I'm on the mend, thanks, and messages like are yours are always welcome!
From: Pauline (LancLass [at] aol.com)
Date: Fri, 16 Oct 1998 17:41:29 EDT
Subject: Atlantic Monthly (URL below)
Love "Eyewitness" keep up the good work,
I agree with you, but some people have said that the article was well-written, and pointed out that you can't deny that these problems exist in Manchester. I was given credit at the bottom of the page, and the website has a link to my home page.
Date: Thu, 15 Oct 1998 05:23:00 -0700
Regarding: The Atlantic Article: (URL below)
This was a great article, Eric I presume is from The US? If so the piece was well researched especially describing the history of the city its rise and fall industrially and so on .
Great effort on Eric's part describing the music scene.
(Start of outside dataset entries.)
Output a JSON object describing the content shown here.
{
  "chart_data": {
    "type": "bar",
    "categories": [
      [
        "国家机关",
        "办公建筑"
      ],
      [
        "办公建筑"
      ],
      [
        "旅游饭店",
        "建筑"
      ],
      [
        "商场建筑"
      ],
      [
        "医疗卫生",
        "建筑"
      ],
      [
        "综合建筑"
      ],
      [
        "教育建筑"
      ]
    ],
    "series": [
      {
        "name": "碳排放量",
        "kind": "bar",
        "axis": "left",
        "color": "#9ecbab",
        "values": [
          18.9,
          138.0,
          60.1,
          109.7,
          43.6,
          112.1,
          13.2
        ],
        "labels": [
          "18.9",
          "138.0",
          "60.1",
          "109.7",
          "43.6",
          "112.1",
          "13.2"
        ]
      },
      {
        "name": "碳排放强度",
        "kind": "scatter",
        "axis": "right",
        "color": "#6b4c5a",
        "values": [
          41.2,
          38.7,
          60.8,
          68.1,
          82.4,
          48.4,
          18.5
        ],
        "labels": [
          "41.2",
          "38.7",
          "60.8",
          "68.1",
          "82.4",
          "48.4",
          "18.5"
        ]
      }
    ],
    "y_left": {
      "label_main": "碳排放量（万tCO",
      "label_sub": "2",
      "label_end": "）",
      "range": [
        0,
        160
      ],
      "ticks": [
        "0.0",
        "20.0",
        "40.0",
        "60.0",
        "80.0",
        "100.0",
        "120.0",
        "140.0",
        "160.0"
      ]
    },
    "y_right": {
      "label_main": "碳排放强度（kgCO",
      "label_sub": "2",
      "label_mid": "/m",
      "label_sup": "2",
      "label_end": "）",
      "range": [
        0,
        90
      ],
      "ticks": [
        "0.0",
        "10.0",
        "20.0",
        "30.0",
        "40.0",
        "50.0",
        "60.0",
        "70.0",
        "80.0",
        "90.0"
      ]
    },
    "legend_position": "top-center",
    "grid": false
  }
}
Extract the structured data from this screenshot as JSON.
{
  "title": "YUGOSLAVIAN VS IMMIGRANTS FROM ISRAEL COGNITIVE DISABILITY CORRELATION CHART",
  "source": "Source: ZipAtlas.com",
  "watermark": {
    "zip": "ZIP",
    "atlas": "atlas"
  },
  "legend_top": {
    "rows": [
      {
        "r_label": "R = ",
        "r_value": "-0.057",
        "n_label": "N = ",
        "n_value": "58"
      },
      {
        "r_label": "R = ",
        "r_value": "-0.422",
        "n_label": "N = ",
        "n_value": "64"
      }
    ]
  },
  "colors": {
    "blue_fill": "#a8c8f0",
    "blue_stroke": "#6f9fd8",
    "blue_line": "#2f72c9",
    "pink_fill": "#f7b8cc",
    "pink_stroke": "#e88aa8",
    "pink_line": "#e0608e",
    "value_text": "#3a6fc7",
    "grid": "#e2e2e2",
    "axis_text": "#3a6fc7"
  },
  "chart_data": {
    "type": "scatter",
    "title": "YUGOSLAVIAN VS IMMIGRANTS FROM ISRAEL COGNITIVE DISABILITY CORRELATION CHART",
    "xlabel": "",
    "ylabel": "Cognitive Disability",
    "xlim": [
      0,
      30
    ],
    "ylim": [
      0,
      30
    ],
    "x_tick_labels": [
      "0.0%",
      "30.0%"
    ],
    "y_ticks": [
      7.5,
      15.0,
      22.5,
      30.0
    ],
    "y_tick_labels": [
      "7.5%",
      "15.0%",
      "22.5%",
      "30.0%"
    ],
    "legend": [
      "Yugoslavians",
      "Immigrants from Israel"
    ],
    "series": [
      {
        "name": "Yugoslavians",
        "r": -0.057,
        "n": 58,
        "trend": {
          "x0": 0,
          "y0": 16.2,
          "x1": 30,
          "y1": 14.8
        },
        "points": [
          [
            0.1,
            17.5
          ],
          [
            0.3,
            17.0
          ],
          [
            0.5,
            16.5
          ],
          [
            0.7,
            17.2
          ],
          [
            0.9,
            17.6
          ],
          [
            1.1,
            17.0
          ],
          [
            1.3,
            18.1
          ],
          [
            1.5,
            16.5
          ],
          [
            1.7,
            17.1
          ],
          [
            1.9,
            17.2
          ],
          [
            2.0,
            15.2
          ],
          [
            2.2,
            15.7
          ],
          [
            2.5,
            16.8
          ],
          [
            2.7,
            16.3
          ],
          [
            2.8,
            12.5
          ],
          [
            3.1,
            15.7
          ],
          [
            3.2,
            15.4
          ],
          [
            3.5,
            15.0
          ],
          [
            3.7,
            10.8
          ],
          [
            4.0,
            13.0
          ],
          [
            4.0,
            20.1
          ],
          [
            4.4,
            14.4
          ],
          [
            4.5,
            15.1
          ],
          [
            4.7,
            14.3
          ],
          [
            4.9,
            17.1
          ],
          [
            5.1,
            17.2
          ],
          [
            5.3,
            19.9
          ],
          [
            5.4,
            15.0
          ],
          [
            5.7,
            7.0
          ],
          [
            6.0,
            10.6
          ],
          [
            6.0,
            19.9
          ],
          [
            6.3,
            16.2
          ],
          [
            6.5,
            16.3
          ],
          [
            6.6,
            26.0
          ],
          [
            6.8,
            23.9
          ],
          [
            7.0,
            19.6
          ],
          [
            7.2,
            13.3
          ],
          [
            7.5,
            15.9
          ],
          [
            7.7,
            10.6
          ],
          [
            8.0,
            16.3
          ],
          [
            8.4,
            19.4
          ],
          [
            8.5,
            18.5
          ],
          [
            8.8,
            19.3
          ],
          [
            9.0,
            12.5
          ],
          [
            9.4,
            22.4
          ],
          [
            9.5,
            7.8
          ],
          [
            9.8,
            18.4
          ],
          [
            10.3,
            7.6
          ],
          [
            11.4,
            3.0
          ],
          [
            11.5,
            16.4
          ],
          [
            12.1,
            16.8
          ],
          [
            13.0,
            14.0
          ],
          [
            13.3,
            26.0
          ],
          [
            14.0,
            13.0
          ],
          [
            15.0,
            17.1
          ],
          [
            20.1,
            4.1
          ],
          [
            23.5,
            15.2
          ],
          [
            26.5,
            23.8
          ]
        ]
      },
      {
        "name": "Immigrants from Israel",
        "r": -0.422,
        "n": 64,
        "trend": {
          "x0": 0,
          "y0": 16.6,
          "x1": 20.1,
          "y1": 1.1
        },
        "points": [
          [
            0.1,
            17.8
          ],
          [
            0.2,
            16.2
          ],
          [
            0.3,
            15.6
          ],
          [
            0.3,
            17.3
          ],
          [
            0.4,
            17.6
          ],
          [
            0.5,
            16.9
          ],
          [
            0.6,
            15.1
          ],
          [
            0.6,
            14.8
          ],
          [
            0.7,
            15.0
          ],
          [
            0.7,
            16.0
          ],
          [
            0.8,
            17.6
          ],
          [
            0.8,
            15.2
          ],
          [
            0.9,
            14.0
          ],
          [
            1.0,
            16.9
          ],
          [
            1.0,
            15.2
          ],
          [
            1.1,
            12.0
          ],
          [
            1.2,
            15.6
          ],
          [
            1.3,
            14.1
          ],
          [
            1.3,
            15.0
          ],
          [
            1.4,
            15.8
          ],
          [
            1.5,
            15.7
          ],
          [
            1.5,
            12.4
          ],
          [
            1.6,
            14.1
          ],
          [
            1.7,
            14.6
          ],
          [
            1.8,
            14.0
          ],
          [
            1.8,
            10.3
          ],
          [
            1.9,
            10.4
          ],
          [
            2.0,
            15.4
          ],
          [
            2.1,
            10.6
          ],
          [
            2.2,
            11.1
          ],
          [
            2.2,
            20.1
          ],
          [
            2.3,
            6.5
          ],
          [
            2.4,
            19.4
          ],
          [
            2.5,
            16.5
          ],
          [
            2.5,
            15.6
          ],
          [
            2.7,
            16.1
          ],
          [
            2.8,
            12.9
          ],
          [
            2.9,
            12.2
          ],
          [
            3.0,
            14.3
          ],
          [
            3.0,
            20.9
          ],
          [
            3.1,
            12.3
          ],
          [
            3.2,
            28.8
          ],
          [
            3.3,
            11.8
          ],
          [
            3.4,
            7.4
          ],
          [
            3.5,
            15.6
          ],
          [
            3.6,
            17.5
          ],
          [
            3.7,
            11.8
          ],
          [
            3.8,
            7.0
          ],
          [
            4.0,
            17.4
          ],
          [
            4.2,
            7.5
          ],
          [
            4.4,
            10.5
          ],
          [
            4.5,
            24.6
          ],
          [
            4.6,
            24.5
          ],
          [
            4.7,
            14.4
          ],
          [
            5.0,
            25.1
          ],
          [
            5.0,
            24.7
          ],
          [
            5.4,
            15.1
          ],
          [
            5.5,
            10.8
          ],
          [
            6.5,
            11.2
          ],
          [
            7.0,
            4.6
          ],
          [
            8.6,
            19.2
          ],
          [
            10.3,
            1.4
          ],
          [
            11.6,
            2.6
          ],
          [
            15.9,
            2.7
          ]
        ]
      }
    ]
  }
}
I left Manchester when unemployment was high in the early eighties. So a lot of what I read was news to me.
Though he goes on at length about the drugs, I think that the majority of people don't do drugs, like you I grew up in the seventies disco era When the most famous club was in Wigan. Yes people did drugs but it was not prevalant.
Anyway I've emailed the article to several people so that they may better understand where I am from and subsequently get a better understanding about me.
And about the part of Manchester Men being more virile? It's True.
I still think the picture he painted was too bleak!